[R] Nonparametric MANOVA [RESOLVED]
Rich Shepard
rshepard at appl-ecosys.com
Tue May 13 17:09:56 CEST 2014
On Tue, 13 May 2014, Cade, Brian wrote:
> Your use of the term MANOVA suggests a multivariate response (Y).
> If what you really have is multiple factors (predictors), then this is a
> different modeling construct (multiple regression) and it would seem
> nonpartest() is not appropriate.
Brian,
You are, of course, correct. I've not before had occasion to think of
MANOVA as a tool so I was ignorant until Don and you educated me. That's
much appreciated.
> I've been analyzing water quality constituents (one at a time as a
> univariate response) with multiple predictors (I'm using years, seasons
> within years, stream flow, location within watershed but anything you
> might include in a regression model could be included) in linear quantile
> regression (quantreg package).

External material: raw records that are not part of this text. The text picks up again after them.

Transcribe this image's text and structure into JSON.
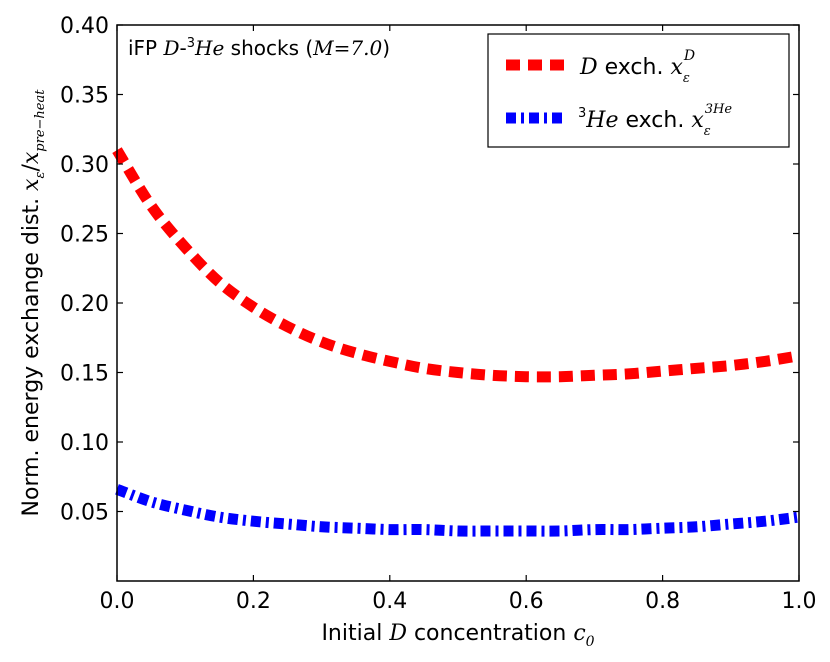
{
  "chart_data": {
    "type": "line",
    "xlabel": {
      "pre": "Initial ",
      "var": "D",
      "post": " concentration ",
      "sym": "c",
      "sub": "0"
    },
    "ylabel": {
      "pre": "Norm. energy exchange dist. ",
      "sym": "x",
      "sub_num": "ε",
      "sep": "/",
      "sym2": "x",
      "sub_den": "pre−heat"
    },
    "annotation": {
      "pre": "iFP ",
      "var1": "D",
      "dash": "-",
      "sup": "3",
      "var2": "He",
      "mid": " shocks (",
      "m": "M",
      "eq": "=7.0",
      "close": ")"
    },
    "xlim": [
      0.0,
      1.0
    ],
    "ylim": [
      0.0,
      0.4
    ],
    "xticks": [
      "0.0",
      "0.2",
      "0.4",
      "0.6",
      "0.8",
      "1.0"
    ],
    "yticks": [
      "0.05",
      "0.10",
      "0.15",
      "0.20",
      "0.25",
      "0.30",
      "0.35",
      "0.40"
    ],
    "legend_position": "top-right",
    "series": [
      {
        "name": "D exch.",
        "legend": {
          "var": "D",
          "text": " exch. ",
          "sym": "x",
          "sub": "ε",
          "sup": "D"
        },
        "color": "#ff0000",
        "style": "dashed",
        "x": [
          0.0,
          0.05,
          0.1,
          0.15,
          0.2,
          0.25,
          0.3,
          0.35,
          0.4,
          0.45,
          0.5,
          0.55,
          0.6,
          0.65,
          0.7,
          0.75,
          0.8,
          0.85,
          0.9,
          0.95,
          1.0
        ],
        "values": [
          0.31,
          0.27,
          0.24,
          0.215,
          0.197,
          0.183,
          0.172,
          0.164,
          0.158,
          0.153,
          0.15,
          0.148,
          0.147,
          0.147,
          0.148,
          0.149,
          0.151,
          0.153,
          0.155,
          0.158,
          0.162
        ]
      },
      {
        "name": "3He exch.",
        "legend": {
          "sup_pre": "3",
          "var": "He",
          "text": " exch. ",
          "sym": "x",
          "sub": "ε",
          "sup": "3He"
        },
        "color": "#0000ff",
        "style": "dashdot",
        "x": [
          0.0,
          0.05,
          0.1,
          0.15,
          0.2,
          0.25,
          0.3,
          0.35,
          0.4,
          0.45,
          0.5,
          0.55,
          0.6,
          0.65,
          0.7,
          0.75,
          0.8,
          0.85,
          0.9,
          0.95,
          1.0
        ],
        "values": [
          0.066,
          0.057,
          0.051,
          0.046,
          0.043,
          0.041,
          0.039,
          0.038,
          0.037,
          0.037,
          0.036,
          0.036,
          0.036,
          0.036,
          0.037,
          0.037,
          0.038,
          0.039,
          0.041,
          0.043,
          0.046
        ]
      }
    ]
  }
}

This is a semiparametric approach in the
> sense that I don't have to make any assumption about a particular
> distributional form of the error distribution since estimating the
> quantiles is estimating the inverse of an empirical cumulative
> distribution, but all the predictors have parameters associated with them.
> You can include contrasts for categorical predictors, interactions, etc.
> You also could relax the linear additive model by using smoothing
> functions (e.g., b-splines) on the predictors.
Late yesterday I realized that what I really need is some form of
regression model. Your comments above are very helpful and I will now head
down this path.
Thanks very much,
Rich
--
Richard B. Shepard, Ph.D. | Technically sound and legally defensible
Applied Ecosystem Services, Inc. | ... guaranteed.